Il faut que se déchire la toile de l’illusion ! Les enfants d’aujourd’hui ne sont pas des anges. Est-ce la faute aux médias qui ne cessent de montrer de la violence, à l’éducation donnée par les familles, aux objets connectés ? Est-ce important la cause ? Seuls les faits me semblent primordiaux. Un enfant de huit ans n’hésite plus à insulter un enseignant en le regardant droit dans les yeux. Le petit chou ne veut pas travailler, et l’insulte fuse. La petite chérie a perdu son manteau et la mère indignée vient donner une baffe à l’enseignante, une rematque lors d’une leçon non apprise, et un doigt d’honneur est la répinse ! Certes, les classes surchargées n’arrangent rien, mais ai-je envie d’ajouter, « à mon époque » nous étions trente-cinq dans la classe où j’enseigne aujourd’hui, et nul n’aurait eu l’idée de répindre ou de lever les yeux au ciel. On a mis les enfants rois sur un piédestal et on le paie très cher aujourd’hui !

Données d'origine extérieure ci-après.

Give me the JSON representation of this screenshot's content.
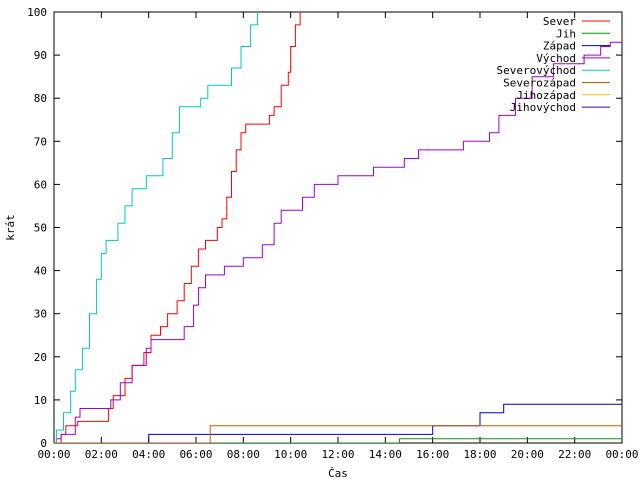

Et je ne parle même pas de ces adultes se pensant au dessus du dialogue qui vont directement demander le renvoi d’un enseignant au rectorat simplement parce qu’il sont eu avec un problème personnel sans rapport avec l’école. #Pasdevagues. À tous ceux qui vont chipoter le moundre détail, allant jusqu’à casser sur le devant de l’école « de l’enseignant ». Et toujours le #Pasdevagues, réponse de l’institution. Bien sûr, on vous fait savoir que ces enfants ont de gros problèmes ( non ? On était tellement stupides qu’on ne l’avait pas compris), que ce père hystérique n’est pas bien dans sa peau ( là encore, on nous prend pour des buses !) , que cette mère qui ne cesse d’agresser cet enseignant n’est qu’une personne ayant mal vécu sa propre scolarité ( ouais, et alors ? Enseignant égale punching-ball ! ). L’institution regarde avec mépris ceux qui se plaignent, ceux qui osent dire que cela va mal, ceux qui s’opposent. #Pasdevagues
Pendant plus de vingt -cinq ans de carrière, j’ai côtoyé des élèves et des parents fabuleux, mais je me suis aussi trouvée confrontée au « #Pasdevagues ». parce que que nous sommes soumis au devoir de réserve, ce qui veut dire que l’on se doit fermer sa bouche, courber le dos, continuer de sourire face à l’hypocrisie de certains et au final, de prendre les coups sans moufter ! Et ça marche ! Je l’ai vécue. J’ai fermé ma bouche comme on me l’avait demandé. J‘ai subi la violence gratuite de parents qui avaient un sérieux problèmes, d’histoires mensongères comme celle de la télé ( j’en parle souvent, car elle reste bien councée cette téké qui n’existait pas), j’ai développé une maladie auto-immune irréversible et de sérieux soucis de santé à tout garder. Des années après, mon corps continue sa lente destruction vers une fin inéluctable qui n’arriverait certainement pas si vite si j’avais osé faire des vagues ! Si j’avais eu le courage de braver l’institution, de dire non au #Pasdevagues
On a tous -, un jour, connu, nous les enseignants, une situation compliquée face à un élève. On a tous un jour connu une situation compliquée face à un parent. On a tous souffert en silence en serrant les dents parce que nos collègues étaient tout aussi impuissants que nous, parce que la direction voulait ménager la chèvre et le chou en évitant de trop s’éclabousser ( ben oui, c’est toujours inconfortable les conflits ! Et puis un parent, surtout s’il est friqué, pas touche !) alors on nous chuchote doucement, #Pasdevagues, rentre chez toi, calme-toi, seulement l’injustice reste. Non, un enfant n’a pas le droit d’insulter ou d’agresser. Non, un parent n’a pas le droit non plus de détruire un enseignant pour son propre plaisir. C’est une fois rentrée chez nous que les vannes s’ouvrent, on pleure, on se sent même coupable de ne pas avoir réussi à garder le petit chéri dans le droit chemin, coupable aussi d’avoir laissé ces parents médire sur notre compte. Coupable d’être simplement un être humain. Parce qu’au fond, vous le découvrez peut-être, mais un enseignant n’est pas une machine. C’est un être humain, et les agressions permanentes autant venant des élèves que des familles usent vite. Alors #Pas de vagues ? Il serait temps que les vérités explosent !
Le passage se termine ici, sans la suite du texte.